Line Immunoblot Assay for Tick-Borne Relapsing Fever and Findings in Patient Sera from Australia, Ukraine and the USA
Tick-borne relapsing fever (TBRF) is caused by spirochete bacteria of the genus Borrelia termed relapsing fever Borreliae (RFB). TBRF shares symptoms with Lyme disease (LD) caused by related Lyme disease Borreliae (LDB). TBRF and LD are transmitted by ticks and occur in overlapping localities worldwide. Serological detection of antibodies used for laboratory confirmation of LD is not established for TBRF. A line immunoblot assay using recombinant proteins from different RFB species, termed TBRF IB, was developed and its diagnostic utility investigated.
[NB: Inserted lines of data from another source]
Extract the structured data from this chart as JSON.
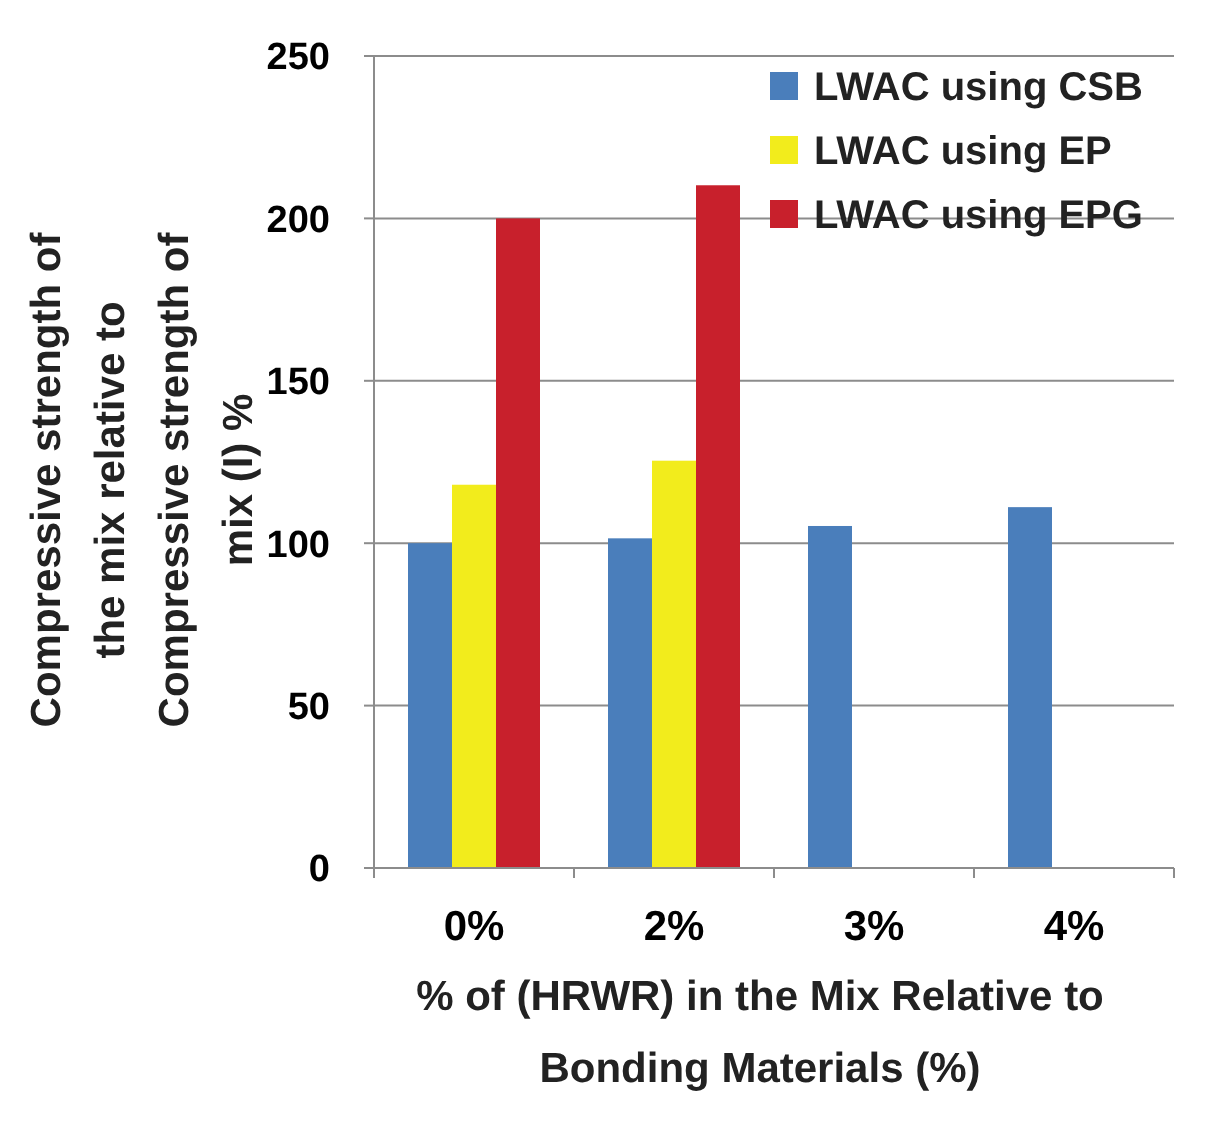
{
  "chart_data": {
    "type": "bar",
    "xlabel": "% of (HRWR) in the Mix Relative to Bonding Materials (%)",
    "ylabel": "Compressive strength of the mix relative to Compressive strength of mix (I) %",
    "categories": [
      "0%",
      "2%",
      "3%",
      "4%"
    ],
    "series": [
      {
        "name": "LWAC using CSB",
        "color": "#4a7ebb",
        "values": [
          100,
          101.5,
          105.3,
          111.1
        ]
      },
      {
        "name": "LWAC using EP",
        "color": "#f2ec1c",
        "values": [
          118,
          125.4,
          null,
          null
        ]
      },
      {
        "name": "LWAC using EPG",
        "color": "#c8202c",
        "values": [
          200,
          210.2,
          null,
          null
        ]
      }
    ],
    "ylim": [
      0,
      250
    ],
    "yticks": [
      0,
      50,
      100,
      150,
      200,
      250
    ],
    "grid": "y",
    "legend": "top right"
  }
}
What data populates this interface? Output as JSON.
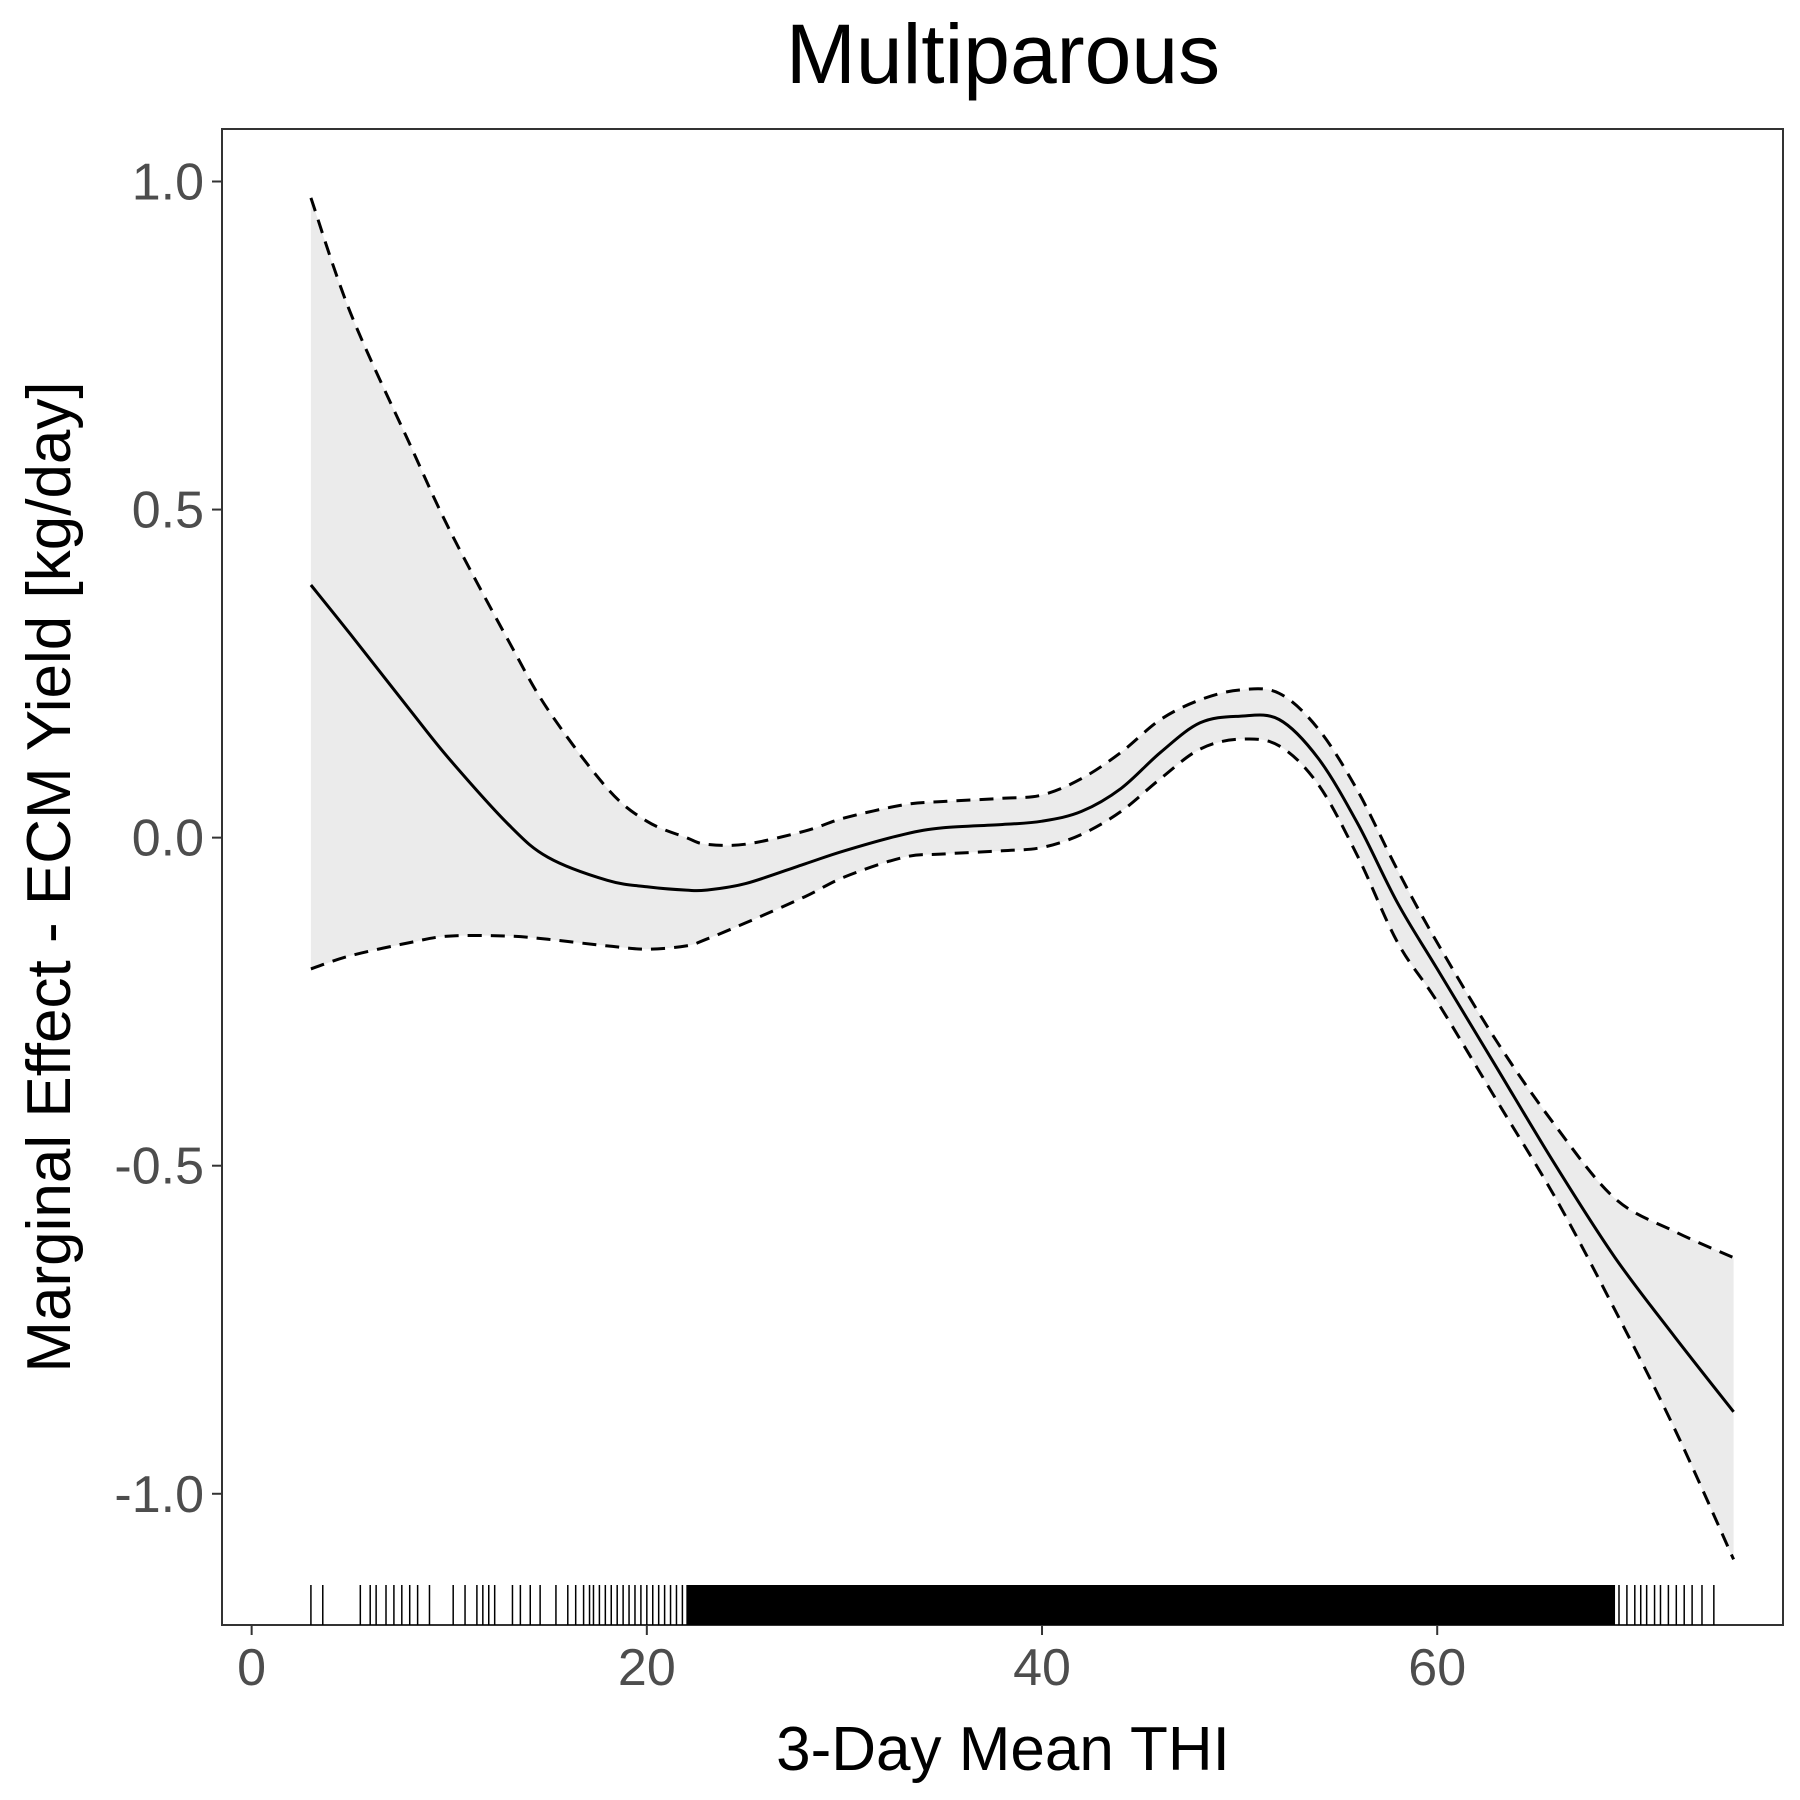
{
  "chart_data": {
    "type": "line",
    "title": "Multiparous",
    "xlabel": "3-Day Mean THI",
    "ylabel": "Marginal Effect - ECM Yield [kg/day]",
    "xlim": [
      -1.5,
      77.5
    ],
    "ylim": [
      -1.2,
      1.08
    ],
    "x_ticks": [
      0,
      20,
      40,
      60
    ],
    "x_tick_labels": [
      "0",
      "20",
      "40",
      "60"
    ],
    "y_ticks": [
      1.0,
      0.5,
      0.0,
      -0.5,
      -1.0
    ],
    "y_tick_labels": [
      "1.0",
      "0.5",
      "0.0",
      "-0.5",
      "-1.0"
    ],
    "grid": false,
    "colors": {
      "line": "#000000",
      "band": "#ebebeb",
      "tick_label": "#4d4d4d",
      "panel_border": "#333333"
    },
    "series": [
      {
        "role": "estimate",
        "style": "solid",
        "x": [
          3,
          5,
          8,
          10,
          13,
          15,
          18,
          20,
          22,
          23,
          25,
          28,
          30,
          33,
          35,
          38,
          40,
          42,
          44,
          46,
          48,
          50,
          52,
          54,
          56,
          58,
          60,
          63,
          66,
          69,
          72,
          75
        ],
        "y": [
          0.385,
          0.31,
          0.195,
          0.12,
          0.02,
          -0.03,
          -0.065,
          -0.075,
          -0.08,
          -0.08,
          -0.07,
          -0.04,
          -0.02,
          0.005,
          0.015,
          0.02,
          0.025,
          0.04,
          0.075,
          0.13,
          0.175,
          0.185,
          0.18,
          0.12,
          0.02,
          -0.1,
          -0.2,
          -0.35,
          -0.5,
          -0.64,
          -0.76,
          -0.875
        ]
      },
      {
        "role": "upper_bound",
        "style": "dashed",
        "x": [
          3,
          5,
          8,
          10,
          13,
          15,
          18,
          20,
          22,
          23,
          25,
          28,
          30,
          33,
          35,
          38,
          40,
          42,
          44,
          46,
          48,
          50,
          52,
          54,
          56,
          58,
          60,
          63,
          66,
          69,
          72,
          75
        ],
        "y": [
          0.975,
          0.8,
          0.6,
          0.47,
          0.3,
          0.195,
          0.075,
          0.025,
          0.0,
          -0.01,
          -0.01,
          0.01,
          0.03,
          0.05,
          0.055,
          0.06,
          0.065,
          0.09,
          0.13,
          0.18,
          0.21,
          0.225,
          0.22,
          0.165,
          0.07,
          -0.05,
          -0.16,
          -0.31,
          -0.44,
          -0.55,
          -0.6,
          -0.64
        ]
      },
      {
        "role": "lower_bound",
        "style": "dashed",
        "x": [
          3,
          5,
          8,
          10,
          13,
          15,
          18,
          20,
          22,
          23,
          25,
          28,
          30,
          33,
          35,
          38,
          40,
          42,
          44,
          46,
          48,
          50,
          52,
          54,
          56,
          58,
          60,
          63,
          66,
          69,
          72,
          75
        ],
        "y": [
          -0.2,
          -0.18,
          -0.16,
          -0.15,
          -0.15,
          -0.155,
          -0.165,
          -0.17,
          -0.165,
          -0.155,
          -0.13,
          -0.09,
          -0.06,
          -0.03,
          -0.025,
          -0.02,
          -0.015,
          0.005,
          0.04,
          0.09,
          0.135,
          0.15,
          0.14,
          0.08,
          -0.03,
          -0.16,
          -0.25,
          -0.4,
          -0.55,
          -0.72,
          -0.9,
          -1.1
        ]
      }
    ],
    "rug": {
      "description": "rug marks of observed x values",
      "x": [
        3,
        3.6,
        5.5,
        6,
        6.3,
        6.8,
        7.2,
        7.6,
        8,
        8.4,
        9,
        10.2,
        10.8,
        11.4,
        11.7,
        12,
        12.3,
        13.2,
        13.6,
        14.1,
        14.6,
        15.4,
        16,
        16.4,
        16.8,
        17.1,
        17.3,
        17.6,
        17.9,
        18.2,
        18.5,
        18.8,
        19.1,
        19.4,
        19.7,
        20,
        20.3,
        20.6,
        20.9,
        21.2,
        21.5,
        21.8,
        22.1,
        22.4,
        22.7,
        23,
        69.2,
        69.6,
        70,
        70.3,
        70.6,
        71,
        71.3,
        71.7,
        72.1,
        72.5,
        72.9,
        73.4,
        74
      ],
      "dense_range": [
        22,
        69
      ]
    }
  }
}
The TBRF IBs were able to differentiate between antibodies to RFB and LDB and had estimated sensitivity, specificity, and positive and negative predictive values of 70.5%, 99.5%, 97.3%, and 93.4%, respectively, based on results with reference sera from patients known to be positive and negative for TBRF. The use of TBRF IBs and analogous immunoblots for LD to test sera of patients from Australia, Ukraine, and the USA with LD symptoms revealed infection with TBRF alone, LD alone, and both TBRF and LD. Diagnosis by clinical criteria alone can, therefore, underestimate the incidence of TBRF. TBRF IBs will be useful for laboratory confirmation of TBRF and understanding its epidemiology worldwide.